Non-Profit Gives Students the Instruments to Succeed

By Lauren Wanko

It’s not even 9 in the morning, but these middle school students are already rockin’ out.

“It’s exhilarating because I know at this time other people are sleeping and I’m just singing my heart out,” said Julia.

The Academy 1 Middle School students are part of Little Kids Rock, a national non-profit that trains public school teachers to teach kids popular music that they can relate to. Little Kids Rock purchases new instruments like guitars, drums, keyboards and microphones and donates them to schools. The non-profit raises funds and relies on donations.

“We partner with school districts where 50 percent or more of their student population is on the free and reduced lunch program, so where the need is most,” said Little Kids Rock communication officer Keith Hejna.

It all started with one teacher who was frustrated with the lack of funding for music education at his school. What started as one guitar class has transformed into a national program, now in 1,500 schools across the country.

Since 2002 Little Kids Rock has reached more than 400,000 kids in schools throughout the nation. The non-profit says here in Jersey City they’ve established music programs in more than half the public schools. They’re in 75 schools throughout the state.

“There are over 1.3 million public school children around the country that receive no music education, so Little Kids Rock is trying to reverse that trend,” said Hejna.

Before Little Kids Rock, drummer Gabriela never picked up a pair of sticks.
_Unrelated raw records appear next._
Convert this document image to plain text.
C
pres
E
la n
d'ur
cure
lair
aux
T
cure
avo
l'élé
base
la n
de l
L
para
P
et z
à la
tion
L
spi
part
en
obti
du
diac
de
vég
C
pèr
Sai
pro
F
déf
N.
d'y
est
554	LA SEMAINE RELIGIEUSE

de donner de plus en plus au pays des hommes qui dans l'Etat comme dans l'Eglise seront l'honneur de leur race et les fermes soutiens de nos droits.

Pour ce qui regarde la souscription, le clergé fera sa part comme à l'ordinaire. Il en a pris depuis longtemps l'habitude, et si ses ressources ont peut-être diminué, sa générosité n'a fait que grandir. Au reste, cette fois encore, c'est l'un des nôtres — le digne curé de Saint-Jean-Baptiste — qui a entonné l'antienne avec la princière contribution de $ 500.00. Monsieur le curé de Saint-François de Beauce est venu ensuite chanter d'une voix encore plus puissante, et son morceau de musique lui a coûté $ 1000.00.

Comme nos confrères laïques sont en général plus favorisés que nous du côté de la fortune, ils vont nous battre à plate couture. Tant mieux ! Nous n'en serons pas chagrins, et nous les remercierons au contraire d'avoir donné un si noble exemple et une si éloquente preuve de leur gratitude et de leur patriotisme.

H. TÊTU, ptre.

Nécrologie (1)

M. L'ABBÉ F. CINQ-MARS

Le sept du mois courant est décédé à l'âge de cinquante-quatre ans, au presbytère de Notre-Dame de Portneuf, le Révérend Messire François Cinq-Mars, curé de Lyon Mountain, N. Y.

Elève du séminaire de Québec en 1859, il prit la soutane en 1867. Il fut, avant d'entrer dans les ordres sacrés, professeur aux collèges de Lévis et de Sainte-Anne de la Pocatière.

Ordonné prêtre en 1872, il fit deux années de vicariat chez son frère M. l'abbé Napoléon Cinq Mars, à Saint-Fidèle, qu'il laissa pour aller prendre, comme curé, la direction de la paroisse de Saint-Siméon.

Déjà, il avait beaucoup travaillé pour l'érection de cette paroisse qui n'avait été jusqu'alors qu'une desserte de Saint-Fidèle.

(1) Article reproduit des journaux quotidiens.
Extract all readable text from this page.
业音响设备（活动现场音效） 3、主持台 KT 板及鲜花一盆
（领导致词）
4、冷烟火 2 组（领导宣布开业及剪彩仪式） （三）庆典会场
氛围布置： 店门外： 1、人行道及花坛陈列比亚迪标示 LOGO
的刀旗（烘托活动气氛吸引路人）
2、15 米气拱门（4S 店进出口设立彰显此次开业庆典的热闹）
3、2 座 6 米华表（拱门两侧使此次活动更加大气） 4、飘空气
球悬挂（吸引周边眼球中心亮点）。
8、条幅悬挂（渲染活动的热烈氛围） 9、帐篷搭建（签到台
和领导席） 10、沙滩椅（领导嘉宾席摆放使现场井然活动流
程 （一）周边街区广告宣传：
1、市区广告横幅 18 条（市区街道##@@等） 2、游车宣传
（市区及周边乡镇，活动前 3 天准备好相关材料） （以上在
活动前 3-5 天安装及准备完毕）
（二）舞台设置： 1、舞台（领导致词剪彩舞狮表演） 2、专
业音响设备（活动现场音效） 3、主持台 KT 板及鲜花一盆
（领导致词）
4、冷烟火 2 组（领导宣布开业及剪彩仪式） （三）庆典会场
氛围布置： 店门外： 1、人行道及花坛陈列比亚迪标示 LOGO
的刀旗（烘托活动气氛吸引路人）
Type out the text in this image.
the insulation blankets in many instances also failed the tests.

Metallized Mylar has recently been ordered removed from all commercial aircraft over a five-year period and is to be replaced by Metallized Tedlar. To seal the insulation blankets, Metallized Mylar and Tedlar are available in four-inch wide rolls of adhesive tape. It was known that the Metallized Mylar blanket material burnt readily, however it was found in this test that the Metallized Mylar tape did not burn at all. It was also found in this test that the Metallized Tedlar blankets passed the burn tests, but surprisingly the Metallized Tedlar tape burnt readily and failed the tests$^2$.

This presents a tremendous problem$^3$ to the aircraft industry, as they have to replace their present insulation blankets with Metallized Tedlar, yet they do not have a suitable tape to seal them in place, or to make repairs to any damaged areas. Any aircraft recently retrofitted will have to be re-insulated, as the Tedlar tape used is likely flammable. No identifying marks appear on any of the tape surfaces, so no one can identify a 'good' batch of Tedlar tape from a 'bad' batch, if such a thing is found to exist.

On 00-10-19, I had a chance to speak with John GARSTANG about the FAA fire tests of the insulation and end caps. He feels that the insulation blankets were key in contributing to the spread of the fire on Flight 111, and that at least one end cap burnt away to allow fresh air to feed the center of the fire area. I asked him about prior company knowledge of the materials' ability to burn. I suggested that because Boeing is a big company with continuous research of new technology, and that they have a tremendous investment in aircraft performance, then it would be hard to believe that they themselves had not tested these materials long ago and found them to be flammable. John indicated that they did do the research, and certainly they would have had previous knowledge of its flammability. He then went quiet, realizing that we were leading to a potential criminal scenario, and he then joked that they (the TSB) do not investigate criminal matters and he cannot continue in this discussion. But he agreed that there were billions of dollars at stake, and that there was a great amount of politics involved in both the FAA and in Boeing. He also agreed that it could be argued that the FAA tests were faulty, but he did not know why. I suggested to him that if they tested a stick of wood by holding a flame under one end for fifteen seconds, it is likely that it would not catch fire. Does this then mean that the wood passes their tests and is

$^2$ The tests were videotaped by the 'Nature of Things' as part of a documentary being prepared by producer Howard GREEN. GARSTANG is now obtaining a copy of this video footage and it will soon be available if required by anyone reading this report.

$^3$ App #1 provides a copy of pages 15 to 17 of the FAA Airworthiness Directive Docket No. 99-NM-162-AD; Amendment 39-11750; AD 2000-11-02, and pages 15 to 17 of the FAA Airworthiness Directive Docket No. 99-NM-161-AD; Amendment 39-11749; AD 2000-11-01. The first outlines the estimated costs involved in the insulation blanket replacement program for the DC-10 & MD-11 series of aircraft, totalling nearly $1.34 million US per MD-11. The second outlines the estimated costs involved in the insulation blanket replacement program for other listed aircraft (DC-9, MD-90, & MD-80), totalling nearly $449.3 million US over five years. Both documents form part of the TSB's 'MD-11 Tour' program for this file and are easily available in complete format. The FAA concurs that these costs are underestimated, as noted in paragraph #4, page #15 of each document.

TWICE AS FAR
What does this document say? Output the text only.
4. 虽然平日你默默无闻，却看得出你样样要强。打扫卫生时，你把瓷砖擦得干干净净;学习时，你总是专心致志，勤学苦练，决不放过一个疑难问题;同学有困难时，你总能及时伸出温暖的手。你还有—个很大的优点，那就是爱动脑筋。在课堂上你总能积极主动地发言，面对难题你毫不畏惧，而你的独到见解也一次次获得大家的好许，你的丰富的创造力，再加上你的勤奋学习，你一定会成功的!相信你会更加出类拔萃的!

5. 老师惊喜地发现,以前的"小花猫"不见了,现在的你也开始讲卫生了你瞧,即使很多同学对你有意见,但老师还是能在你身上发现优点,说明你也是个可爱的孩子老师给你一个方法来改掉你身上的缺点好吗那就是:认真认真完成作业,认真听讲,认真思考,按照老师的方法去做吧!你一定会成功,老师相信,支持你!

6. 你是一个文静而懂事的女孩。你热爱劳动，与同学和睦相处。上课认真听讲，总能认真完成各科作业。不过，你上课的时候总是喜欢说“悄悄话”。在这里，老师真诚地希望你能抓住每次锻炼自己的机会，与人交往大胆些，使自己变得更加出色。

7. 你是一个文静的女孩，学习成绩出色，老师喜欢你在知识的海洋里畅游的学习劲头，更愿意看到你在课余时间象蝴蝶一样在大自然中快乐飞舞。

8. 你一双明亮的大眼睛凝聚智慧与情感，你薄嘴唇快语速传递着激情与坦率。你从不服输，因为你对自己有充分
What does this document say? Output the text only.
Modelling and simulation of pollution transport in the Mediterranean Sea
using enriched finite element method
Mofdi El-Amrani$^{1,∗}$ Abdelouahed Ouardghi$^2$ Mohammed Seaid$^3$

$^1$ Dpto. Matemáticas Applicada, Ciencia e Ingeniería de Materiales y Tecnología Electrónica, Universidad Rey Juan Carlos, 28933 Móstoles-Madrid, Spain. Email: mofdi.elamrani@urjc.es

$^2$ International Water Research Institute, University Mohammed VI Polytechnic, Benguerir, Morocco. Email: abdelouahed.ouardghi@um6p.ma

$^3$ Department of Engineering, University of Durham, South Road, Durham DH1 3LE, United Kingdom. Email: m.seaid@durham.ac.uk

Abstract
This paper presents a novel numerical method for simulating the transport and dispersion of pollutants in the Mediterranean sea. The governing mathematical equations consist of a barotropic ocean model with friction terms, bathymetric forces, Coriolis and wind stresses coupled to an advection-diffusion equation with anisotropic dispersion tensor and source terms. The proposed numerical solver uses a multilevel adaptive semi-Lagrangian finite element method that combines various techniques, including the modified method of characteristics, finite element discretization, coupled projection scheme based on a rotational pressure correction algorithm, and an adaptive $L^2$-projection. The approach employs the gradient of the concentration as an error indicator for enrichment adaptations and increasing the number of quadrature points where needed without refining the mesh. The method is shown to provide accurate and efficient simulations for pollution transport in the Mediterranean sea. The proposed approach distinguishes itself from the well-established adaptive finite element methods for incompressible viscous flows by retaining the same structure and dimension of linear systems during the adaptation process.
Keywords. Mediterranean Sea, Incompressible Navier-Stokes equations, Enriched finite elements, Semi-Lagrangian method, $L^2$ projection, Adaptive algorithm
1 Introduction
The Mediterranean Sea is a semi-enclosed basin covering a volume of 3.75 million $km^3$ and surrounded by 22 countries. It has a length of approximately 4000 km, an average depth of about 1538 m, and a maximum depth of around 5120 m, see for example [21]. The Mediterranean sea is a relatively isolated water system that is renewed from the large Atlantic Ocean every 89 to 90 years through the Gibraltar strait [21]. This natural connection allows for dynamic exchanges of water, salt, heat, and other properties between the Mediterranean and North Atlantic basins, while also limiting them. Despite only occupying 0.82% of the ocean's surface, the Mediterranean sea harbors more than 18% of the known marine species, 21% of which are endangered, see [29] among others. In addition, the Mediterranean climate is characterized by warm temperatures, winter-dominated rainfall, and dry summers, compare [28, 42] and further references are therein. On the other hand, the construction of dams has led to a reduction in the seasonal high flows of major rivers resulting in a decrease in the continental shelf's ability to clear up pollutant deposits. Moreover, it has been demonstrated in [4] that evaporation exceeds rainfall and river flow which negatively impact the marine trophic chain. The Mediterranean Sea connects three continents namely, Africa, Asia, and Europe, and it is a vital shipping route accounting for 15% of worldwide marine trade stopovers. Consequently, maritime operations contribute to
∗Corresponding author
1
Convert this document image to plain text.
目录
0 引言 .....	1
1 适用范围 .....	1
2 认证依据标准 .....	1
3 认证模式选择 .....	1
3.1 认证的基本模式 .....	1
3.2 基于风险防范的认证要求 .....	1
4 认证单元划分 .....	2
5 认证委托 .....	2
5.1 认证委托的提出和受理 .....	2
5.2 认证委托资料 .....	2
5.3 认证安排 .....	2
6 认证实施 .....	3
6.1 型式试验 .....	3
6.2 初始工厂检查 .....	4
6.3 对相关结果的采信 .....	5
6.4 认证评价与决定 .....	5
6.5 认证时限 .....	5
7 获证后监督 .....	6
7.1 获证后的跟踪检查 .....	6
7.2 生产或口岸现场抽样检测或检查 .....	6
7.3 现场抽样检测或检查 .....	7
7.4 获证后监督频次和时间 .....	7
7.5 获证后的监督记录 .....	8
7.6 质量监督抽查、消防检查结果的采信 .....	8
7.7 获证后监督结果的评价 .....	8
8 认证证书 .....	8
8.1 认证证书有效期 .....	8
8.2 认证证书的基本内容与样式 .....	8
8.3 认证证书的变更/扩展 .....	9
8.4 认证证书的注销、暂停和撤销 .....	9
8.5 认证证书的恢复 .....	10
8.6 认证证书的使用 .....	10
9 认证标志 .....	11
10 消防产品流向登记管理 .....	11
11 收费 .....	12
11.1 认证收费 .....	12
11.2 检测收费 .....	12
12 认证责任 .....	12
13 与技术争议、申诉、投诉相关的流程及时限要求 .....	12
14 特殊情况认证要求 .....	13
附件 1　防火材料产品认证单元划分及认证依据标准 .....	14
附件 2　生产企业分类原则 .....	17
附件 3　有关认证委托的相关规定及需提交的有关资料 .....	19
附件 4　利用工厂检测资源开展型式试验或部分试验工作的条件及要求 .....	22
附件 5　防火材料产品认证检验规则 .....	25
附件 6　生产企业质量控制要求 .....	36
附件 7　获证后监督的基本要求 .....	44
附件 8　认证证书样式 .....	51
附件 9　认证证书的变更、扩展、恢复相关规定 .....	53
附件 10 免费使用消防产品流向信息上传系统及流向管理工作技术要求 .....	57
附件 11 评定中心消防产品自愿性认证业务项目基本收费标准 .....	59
“It’s helped me to be more confident. It’s helped me want to succeed more,” Gabriela said.

“The best part about it like when you get to choose your own music taste, you get somewhat addicted to music. It’s really nice to have your own taste and sing your own stuff,” said seventh grade student Joan.

“The main goal is getting kids in touch with their creative side, and we did that through making music. We want kids to earn to play the music that they know and love so they’re engaged from the moment they pick up the guitar,” Hejna said.

Kids perform songs from bands like The Beatles to artists like Led Zeppelin and Bruno Mars. Guitarist Michelle applies her musical skills to other school subjects.

“Music sometimes it helps me study. You take words and put them into musical styles,” said Michelle.

“When I’m playing the electric guitar I’m just being me, and I’m lost in my own world,” eighth grader Gilir said.

Teachers like Warren Gramm apply for the program. They complete a two-day free training then receive the instruments and a curriculum to establish lasting music programs.

“We’ve had kids play at art museums, and malls and Carnegie Hall and the kids love it. They’re forever changed,” Gramm said.

Michelle loves the rush she gets during performances.

“It feels awesome. My favorite part about being in Little Kids Rock is that I get to be myself and play in front of other people and show them I have talent,” said Michelle.

Talent is something all these young rock stars have.